What is your take on the current scenario where South cinema is trumping its Bollywood counterparts?
One only talks about successes. But a large chunk of these dubbed movies tank at the box office. I was
recently reading an article that said that apart from Pushpa, RRR, KGF, and Vikram, Tollywood has had 40 odd releases, none of which have worked. So, it is not really about language, films are not working in cinemas in general.
Do you think some films should be made for the big screen, while some films should release directly on OTT?
I think it is a fair division of medium; some films are better off as telefilms while some films need the big screen experience. There are films that are not big-screen spectacles, films that don’t have the kind of scale or technical brilliance in terms of sound or visuals, these films can be enjoyed on OTT. The rest should go to theaters. Ideally every film should be enjoyed on the big screen. But today, circumstances have pushed us to take these calls.

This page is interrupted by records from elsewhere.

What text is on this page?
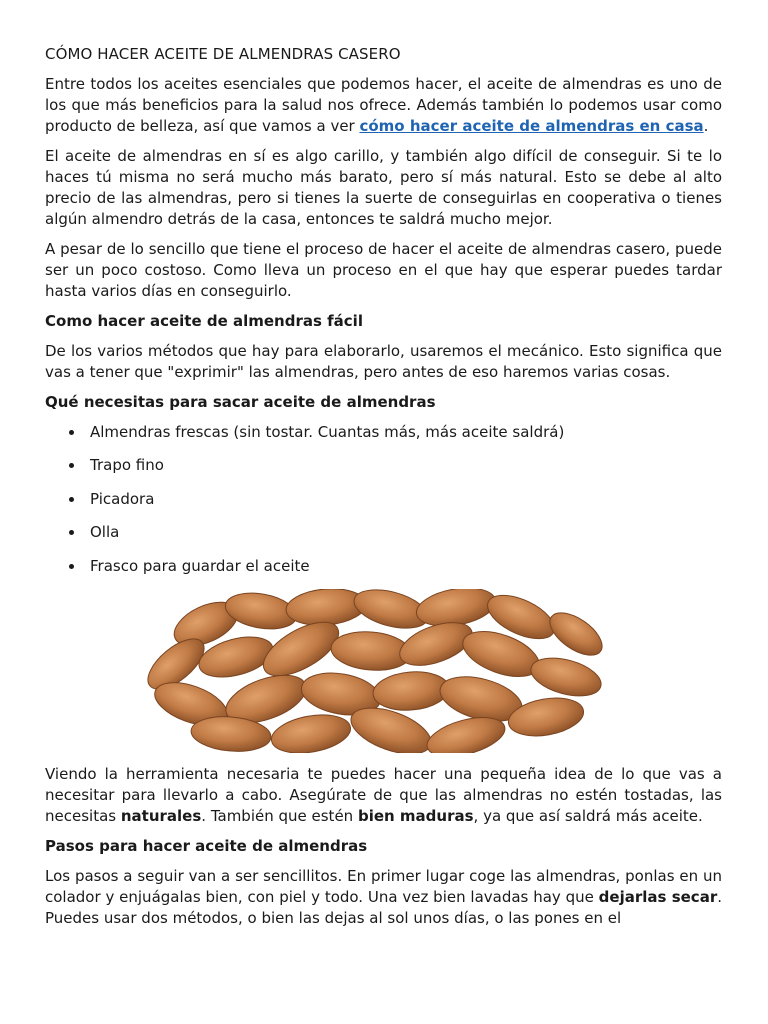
CÓMO HACER ACEITE DE ALMENDRAS CASERO

Entre todos los aceites esenciales que podemos hacer, el aceite de almendras es uno de los que más beneficios para la salud nos ofrece. Además también lo podemos usar como producto de belleza, así que vamos a ver cómo hacer aceite de almendras en casa.

El aceite de almendras en sí es algo carillo, y también algo difícil de conseguir. Si te lo haces tú misma no será mucho más barato, pero sí más natural. Esto se debe al alto precio de las almendras, pero si tienes la suerte de conseguirlas en cooperativa o tienes algún almendro detrás de la casa, entonces te saldrá mucho mejor.

A pesar de lo sencillo que tiene el proceso de hacer el aceite de almendras casero, puede ser un poco costoso. Como lleva un proceso en el que hay que esperar puedes tardar hasta varios días en conseguirlo.

Como hacer aceite de almendras fácil

De los varios métodos que hay para elaborarlo, usaremos el mecánico. Esto significa que vas a tener que "exprimir" las almendras, pero antes de eso haremos varias cosas.

Qué necesitas para sacar aceite de almendras
Almendras frescas (sin tostar. Cuantas más, más aceite saldrá)
Trapo fino
Picadora
Olla
Frasco para guardar el aceite

Viendo la herramienta necesaria te puedes hacer una pequeña idea de lo que vas a necesitar para llevarlo a cabo. Asegúrate de que las almendras no estén tostadas, las necesitas naturales. También que estén bien maduras, ya que así saldrá más aceite.

Pasos para hacer aceite de almendras

Los pasos a seguir van a ser sencillitos. En primer lugar coge las almendras, ponlas en un colador y enjuágalas bien, con piel y todo. Una vez bien lavadas hay que dejarlas secar. Puedes usar dos métodos, o bien las dejas al sol unos días, o las pones en el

How are you planning to straddle the two worlds — that of Bengali cinema and that of Bollywood — especially since both are markedly different in their sensibilities?
Yes, these two industries have different sensibilities, but pre-production of any film can today be done sitting in any office. In both cases you need to travel to do the recce. You are not essentially shooting in Mumbai or Kolkata; the shoot location can be anywhere in India or even outside the country. Over the past two years, we have also realised the power of Zoom calls.